One take on this program provides what I would consider a fair assessment of the challenges ahead, especially at local levels.  Thomas J. Fitzpatrick IV of the Federal Reserve Bank of Cleveland describes these challenges in this well researched article.  I highly recommend reading this through, but essentially Fitzpatrick covers what the REO to rental program will face in weak housing markets, specifically the Midwest.  Particularly interesting are issues of local government compliance, where code and building inspections will have to occur in greater frequency to track these rental properties.

One of the other concerns is bulk buyers and their willingness (or lack of) to stabilize these properties.  Investing into vacant homes and providing good landlord services is not a guarantee.  Reuters now reports that Fannie Mae’s strategy will in fact be bulk sales, maybe 500 to 1,000 REO properties at once.  These large sales “will saddle investors with unwanted, less attractive or unfamiliar properties,” which only compounds the situation of bulk buyers who may already not be too interested in filling vacancies at a quick enough pace for the local communities.  The Reuters article highlights in contrast to this approach Freddie Mac’s proposed strategy, where investors will be able to “cherry-pick” properties that they will find suitable for the rental conversion based upon their intimate knowledge of their local area.
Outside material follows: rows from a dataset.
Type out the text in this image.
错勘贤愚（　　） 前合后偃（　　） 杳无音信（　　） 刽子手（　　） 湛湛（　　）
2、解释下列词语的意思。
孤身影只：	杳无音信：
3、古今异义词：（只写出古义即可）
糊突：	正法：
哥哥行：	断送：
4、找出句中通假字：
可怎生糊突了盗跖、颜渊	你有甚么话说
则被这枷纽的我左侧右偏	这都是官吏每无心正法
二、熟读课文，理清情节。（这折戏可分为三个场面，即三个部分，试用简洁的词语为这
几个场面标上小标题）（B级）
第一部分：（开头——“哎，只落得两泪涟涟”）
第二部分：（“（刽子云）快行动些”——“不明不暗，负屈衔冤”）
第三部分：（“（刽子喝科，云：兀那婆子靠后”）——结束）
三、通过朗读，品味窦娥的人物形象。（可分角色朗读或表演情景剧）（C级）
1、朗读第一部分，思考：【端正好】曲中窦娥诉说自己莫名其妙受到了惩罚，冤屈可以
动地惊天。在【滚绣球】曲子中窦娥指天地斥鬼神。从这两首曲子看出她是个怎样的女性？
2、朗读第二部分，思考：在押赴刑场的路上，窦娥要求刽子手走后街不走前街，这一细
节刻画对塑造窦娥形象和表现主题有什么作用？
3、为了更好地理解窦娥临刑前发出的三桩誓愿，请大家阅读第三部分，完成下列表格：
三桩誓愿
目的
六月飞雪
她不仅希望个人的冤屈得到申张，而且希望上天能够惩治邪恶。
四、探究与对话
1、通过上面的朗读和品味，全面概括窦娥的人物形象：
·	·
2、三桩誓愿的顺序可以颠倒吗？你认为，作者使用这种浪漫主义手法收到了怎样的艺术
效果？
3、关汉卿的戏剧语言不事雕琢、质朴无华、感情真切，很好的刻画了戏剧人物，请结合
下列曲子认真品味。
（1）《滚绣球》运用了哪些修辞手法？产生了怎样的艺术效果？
Fitzpatrick offers three recommendations for the issues he raises in his article, leading to proper actions that local governments can take for markets witnessing a low demand for rental housing and/or having to deal with bulk purchasing investors who may not ‘invest’ back into the community.  And for the federal agencies involved, there should be a clear, cohesive plan developed to help both buyers and local government alike from the get go and not create differing systems of implementation.  Doing this process slower but right will be better than moving too fast on a program of a national scale.